Mais Claude J. Legrand sait également se faire plus grave, reflet des tensions et des peurs de son temps, celui de la guerre froide, avec « John B. », dénonciation des discriminations anti-noires sur le mode de l’inversion, ou « Vingt-quatre heures », récit en forme de conte à rebours d’un homme qui éprouve en avance les douleurs accidentelles, y compris celles dues à l’atome… Exemple d’ironie mordante, « Hi hi ! Le soleil luit » s’en prend à la volonté d’expansion d’une entreprise de clubs de vacances, reflet de la recherche aveugle de profit. « Les Saint-Bernard de Mars » est à cet égard un des meilleurs récits, véritablement touchant en plus d’avoir comme astronaute principal un Africain du Kenya, premier homme à marcher sur Mars. « L’évasion » explore une veine plus douce amère, reflet de ce désir de retour à la terre post 68 face à une société urbanisée de plus en plus déshumanisée et artificielle.
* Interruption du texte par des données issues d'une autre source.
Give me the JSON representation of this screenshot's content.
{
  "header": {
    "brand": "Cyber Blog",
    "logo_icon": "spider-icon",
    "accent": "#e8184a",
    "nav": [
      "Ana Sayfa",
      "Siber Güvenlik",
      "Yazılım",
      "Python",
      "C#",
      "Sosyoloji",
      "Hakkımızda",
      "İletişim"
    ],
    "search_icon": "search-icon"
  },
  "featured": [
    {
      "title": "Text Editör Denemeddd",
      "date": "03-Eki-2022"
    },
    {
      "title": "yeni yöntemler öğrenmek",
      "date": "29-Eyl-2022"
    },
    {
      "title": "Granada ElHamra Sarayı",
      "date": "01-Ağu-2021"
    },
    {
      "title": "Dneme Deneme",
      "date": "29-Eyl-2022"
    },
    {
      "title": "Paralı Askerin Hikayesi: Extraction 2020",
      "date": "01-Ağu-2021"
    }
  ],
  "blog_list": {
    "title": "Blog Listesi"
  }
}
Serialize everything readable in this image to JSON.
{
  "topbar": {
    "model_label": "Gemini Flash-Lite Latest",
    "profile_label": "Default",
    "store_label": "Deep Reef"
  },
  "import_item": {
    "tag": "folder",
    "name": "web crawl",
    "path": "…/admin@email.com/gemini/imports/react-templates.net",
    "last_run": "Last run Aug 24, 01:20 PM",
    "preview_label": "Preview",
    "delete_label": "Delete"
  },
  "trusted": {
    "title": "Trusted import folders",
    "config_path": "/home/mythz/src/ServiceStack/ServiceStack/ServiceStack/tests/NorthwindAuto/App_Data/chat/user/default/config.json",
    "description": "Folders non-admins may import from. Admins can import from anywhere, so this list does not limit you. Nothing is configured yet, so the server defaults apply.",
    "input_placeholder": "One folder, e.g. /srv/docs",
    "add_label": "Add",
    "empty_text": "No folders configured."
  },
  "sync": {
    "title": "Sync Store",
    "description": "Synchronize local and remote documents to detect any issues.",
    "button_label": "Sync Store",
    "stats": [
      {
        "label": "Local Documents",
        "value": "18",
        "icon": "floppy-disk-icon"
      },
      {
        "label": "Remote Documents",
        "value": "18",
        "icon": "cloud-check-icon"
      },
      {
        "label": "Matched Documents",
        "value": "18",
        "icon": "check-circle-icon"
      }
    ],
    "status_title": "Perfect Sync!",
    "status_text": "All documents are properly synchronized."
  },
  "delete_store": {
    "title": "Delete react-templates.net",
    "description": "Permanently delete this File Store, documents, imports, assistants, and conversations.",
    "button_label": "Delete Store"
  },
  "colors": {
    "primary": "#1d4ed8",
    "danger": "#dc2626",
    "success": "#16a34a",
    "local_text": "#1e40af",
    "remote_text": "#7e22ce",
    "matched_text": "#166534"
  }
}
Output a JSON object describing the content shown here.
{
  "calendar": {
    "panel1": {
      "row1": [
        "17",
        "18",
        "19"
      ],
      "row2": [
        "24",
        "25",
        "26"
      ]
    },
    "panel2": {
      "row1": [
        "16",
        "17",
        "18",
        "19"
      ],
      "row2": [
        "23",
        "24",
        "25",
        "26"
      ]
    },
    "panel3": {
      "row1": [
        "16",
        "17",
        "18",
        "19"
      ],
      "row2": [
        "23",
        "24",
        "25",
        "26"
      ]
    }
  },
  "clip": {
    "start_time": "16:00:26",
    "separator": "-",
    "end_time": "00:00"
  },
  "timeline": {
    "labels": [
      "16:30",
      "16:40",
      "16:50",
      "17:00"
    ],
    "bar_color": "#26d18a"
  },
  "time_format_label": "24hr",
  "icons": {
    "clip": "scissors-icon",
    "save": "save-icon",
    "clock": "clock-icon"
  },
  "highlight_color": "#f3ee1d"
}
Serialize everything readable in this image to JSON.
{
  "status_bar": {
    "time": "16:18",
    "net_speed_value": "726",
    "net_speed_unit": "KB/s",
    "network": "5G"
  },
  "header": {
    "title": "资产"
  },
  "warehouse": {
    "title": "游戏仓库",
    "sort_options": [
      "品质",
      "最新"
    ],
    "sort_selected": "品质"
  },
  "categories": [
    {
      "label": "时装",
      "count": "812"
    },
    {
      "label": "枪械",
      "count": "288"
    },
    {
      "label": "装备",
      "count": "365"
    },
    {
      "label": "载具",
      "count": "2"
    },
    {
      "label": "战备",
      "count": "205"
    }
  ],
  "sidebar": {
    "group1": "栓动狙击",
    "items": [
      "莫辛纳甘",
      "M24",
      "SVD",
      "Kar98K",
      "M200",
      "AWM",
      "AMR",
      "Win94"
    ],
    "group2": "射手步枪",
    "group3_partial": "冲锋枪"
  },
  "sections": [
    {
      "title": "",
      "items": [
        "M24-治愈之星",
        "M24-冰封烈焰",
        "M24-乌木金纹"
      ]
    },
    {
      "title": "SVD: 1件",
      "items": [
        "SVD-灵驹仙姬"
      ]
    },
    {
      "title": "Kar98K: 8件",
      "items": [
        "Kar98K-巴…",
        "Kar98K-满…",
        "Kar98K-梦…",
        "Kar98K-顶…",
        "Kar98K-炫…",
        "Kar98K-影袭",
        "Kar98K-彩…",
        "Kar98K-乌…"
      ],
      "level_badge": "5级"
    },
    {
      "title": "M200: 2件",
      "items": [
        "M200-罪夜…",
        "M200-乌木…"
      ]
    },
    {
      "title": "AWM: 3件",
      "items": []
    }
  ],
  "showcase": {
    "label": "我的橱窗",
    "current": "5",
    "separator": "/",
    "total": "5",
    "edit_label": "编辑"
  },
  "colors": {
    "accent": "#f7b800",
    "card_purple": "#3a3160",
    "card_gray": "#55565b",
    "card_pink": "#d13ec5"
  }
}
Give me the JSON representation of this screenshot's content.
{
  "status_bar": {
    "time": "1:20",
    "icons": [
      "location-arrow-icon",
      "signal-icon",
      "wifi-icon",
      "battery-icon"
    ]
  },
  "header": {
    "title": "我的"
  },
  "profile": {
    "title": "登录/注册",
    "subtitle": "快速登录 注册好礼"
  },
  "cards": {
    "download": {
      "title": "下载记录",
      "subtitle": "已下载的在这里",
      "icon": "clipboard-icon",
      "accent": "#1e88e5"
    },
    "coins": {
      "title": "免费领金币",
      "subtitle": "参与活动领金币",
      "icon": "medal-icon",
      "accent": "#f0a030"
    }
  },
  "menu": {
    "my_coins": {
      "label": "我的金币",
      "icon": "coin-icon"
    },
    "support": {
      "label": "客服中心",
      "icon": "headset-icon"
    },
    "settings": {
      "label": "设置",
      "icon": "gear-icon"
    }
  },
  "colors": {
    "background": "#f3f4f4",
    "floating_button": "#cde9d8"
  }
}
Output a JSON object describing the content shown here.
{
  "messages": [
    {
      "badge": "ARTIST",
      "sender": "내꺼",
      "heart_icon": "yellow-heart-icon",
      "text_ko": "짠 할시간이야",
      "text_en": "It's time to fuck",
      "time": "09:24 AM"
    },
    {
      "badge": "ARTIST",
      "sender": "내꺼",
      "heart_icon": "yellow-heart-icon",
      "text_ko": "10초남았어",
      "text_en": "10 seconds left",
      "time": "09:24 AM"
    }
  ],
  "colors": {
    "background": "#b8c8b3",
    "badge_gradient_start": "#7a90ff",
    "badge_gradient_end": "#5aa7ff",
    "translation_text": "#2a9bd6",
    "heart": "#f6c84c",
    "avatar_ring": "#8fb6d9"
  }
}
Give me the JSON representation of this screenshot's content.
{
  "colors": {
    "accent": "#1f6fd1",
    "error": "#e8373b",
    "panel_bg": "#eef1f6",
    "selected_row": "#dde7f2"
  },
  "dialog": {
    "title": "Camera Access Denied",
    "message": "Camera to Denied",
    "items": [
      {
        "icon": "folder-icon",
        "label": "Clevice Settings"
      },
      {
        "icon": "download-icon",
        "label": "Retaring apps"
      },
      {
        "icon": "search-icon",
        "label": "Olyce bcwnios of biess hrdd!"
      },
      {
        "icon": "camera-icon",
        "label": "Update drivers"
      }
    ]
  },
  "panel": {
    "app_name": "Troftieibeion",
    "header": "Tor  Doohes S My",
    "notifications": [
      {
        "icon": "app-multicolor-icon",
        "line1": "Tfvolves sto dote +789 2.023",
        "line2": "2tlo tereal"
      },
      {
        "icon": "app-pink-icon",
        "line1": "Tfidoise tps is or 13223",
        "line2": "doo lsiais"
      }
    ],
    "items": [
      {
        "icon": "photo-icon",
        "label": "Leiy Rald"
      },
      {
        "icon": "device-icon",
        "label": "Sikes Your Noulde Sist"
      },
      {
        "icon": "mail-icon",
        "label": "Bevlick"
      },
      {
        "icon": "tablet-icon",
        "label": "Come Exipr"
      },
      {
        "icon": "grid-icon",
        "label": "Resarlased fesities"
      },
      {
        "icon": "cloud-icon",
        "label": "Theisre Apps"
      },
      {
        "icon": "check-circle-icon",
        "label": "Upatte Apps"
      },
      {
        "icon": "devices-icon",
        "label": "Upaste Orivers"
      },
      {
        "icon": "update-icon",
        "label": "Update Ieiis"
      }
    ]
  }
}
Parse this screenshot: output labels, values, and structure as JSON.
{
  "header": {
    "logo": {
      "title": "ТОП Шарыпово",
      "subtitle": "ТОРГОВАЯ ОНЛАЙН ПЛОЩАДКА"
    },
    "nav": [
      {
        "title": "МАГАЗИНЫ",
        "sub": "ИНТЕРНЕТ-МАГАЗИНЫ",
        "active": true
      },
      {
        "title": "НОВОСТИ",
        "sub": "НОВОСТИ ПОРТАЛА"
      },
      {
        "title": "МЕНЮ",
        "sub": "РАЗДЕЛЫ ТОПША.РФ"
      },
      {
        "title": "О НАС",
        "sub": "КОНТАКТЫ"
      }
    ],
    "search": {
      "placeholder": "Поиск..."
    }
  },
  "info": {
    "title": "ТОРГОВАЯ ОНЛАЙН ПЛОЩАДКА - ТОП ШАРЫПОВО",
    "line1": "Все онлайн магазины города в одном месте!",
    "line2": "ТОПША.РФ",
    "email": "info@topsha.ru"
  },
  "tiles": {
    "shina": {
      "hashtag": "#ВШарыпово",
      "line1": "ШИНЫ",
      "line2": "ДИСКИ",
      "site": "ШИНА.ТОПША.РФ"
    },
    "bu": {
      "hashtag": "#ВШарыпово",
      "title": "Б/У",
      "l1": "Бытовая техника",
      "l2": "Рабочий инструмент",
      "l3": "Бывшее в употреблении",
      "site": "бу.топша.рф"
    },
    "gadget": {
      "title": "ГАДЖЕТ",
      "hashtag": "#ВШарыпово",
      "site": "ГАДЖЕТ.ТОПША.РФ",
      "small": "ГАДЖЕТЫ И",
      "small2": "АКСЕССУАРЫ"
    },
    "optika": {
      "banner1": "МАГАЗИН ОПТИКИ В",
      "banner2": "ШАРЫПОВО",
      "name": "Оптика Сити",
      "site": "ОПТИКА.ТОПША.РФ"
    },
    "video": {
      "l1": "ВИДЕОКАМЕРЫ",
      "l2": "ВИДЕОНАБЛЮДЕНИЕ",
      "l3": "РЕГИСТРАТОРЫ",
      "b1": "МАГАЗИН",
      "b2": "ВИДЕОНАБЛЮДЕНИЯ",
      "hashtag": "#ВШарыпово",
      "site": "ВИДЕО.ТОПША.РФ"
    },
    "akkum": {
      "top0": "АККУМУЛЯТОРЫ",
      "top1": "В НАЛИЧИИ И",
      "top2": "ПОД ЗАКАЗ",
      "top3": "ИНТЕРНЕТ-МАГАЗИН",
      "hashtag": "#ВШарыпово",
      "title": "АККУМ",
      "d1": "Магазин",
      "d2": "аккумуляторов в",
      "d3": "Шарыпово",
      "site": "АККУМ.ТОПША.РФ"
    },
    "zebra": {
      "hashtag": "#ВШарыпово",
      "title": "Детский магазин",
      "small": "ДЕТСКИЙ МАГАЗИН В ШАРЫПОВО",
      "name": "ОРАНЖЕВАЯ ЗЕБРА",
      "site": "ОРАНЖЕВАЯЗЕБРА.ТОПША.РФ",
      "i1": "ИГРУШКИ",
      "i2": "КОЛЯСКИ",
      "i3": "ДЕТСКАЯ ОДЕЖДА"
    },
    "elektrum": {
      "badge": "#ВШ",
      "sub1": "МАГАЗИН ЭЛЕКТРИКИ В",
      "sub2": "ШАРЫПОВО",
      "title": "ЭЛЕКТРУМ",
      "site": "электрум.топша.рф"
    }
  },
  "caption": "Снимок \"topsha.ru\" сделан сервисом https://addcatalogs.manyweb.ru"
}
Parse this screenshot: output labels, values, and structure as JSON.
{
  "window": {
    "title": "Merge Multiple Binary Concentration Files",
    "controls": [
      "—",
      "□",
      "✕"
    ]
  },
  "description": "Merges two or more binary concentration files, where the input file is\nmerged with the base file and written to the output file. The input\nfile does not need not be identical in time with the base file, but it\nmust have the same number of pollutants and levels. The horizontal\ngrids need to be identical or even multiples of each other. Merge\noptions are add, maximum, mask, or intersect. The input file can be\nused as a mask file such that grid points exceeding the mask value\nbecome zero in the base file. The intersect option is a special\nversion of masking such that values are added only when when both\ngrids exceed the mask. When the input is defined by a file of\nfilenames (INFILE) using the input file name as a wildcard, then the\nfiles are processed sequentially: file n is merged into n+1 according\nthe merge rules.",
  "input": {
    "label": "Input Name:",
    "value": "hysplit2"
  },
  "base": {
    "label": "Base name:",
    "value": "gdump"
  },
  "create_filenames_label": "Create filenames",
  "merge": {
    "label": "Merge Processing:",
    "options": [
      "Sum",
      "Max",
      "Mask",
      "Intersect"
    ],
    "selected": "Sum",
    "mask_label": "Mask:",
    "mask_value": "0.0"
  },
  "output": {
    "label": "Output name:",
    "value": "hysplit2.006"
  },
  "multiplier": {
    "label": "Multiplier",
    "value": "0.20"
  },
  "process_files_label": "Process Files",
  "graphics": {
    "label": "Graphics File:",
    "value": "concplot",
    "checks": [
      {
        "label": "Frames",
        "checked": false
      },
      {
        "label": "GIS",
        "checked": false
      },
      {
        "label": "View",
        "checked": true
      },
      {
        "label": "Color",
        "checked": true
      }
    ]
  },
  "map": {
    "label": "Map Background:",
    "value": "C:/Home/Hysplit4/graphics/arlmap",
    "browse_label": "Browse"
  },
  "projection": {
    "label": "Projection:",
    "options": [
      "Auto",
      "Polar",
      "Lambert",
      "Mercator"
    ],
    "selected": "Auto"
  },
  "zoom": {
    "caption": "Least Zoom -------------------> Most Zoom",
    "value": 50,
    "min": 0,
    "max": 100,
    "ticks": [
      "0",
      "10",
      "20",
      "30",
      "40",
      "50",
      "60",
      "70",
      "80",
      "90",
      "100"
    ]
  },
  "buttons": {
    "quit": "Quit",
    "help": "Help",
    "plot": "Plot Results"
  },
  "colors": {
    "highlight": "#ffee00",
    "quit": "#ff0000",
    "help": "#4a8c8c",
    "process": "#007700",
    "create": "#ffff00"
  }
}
Côté space opera, on devine, par petites touches, à travers quelques textes, l’existence d’un empire galactique dont la planète principale se nommerait Central. Cet empire a besoin de veilleurs à ses frontières pour prévenir une possible invasion extra-terrestre (les deux textes complémentaires « Androïde tous usages », sur un mode tragi-comique, et « Frontière cosmique », plus inquiétant) ; certains de ses habitants se retrouvent même échoués sur Terre dans le sympathique « Six naufragés », explication d’un des événements contemporains ayant suscité le plus de théories. Le texte éponyme, par contre, est traité bien trop rapidement, alors que l’idée de départ était très intéressante. Autre point faible, « Planète en péril », absolument non crédible en raison du temps mis par les messages entre étoiles pour circuler, la Terre entière se laissant prendre au jeu avant qu’un unique astronome ne plaide dans le désert…

On trouve également quelques histoires plus inattendues, ainsi de « Une simple bouffée de musicaline », écrit plutôt dans les années 70 que dans les années 60, comme incline à le penser Jean-Marc Lofficier (l’opposition entre les deux blocs y est qualifiée de trentenaire) : il s’agit d’une histoire d’espionnage, à la OSS 117, dont le dénouement s’inscrit en fait dans ces questionnements sur le réel chers à Dick. On retrouve d’ailleurs l’ombre de Dick dans d’autres nouvelles, « Playback » ou le bref « Cycle ». « Zombie » et son histoire de réincarnation n’est pas non plus sans évoquer le huis clos des Dix petits nègres d’Agatha Christie. Quant à « Mes copains de Chez Joey », c’est une savoureuse mise en abyme de la BD et de son infériorisation vis-à-vis de la littérature « noble ». Claude J. Legrand, sans révolutionner la SF, parvient ainsi à décliner des problématiques souvent assez classiques, mais en les personnalisant suffisamment pour les rendre attractives.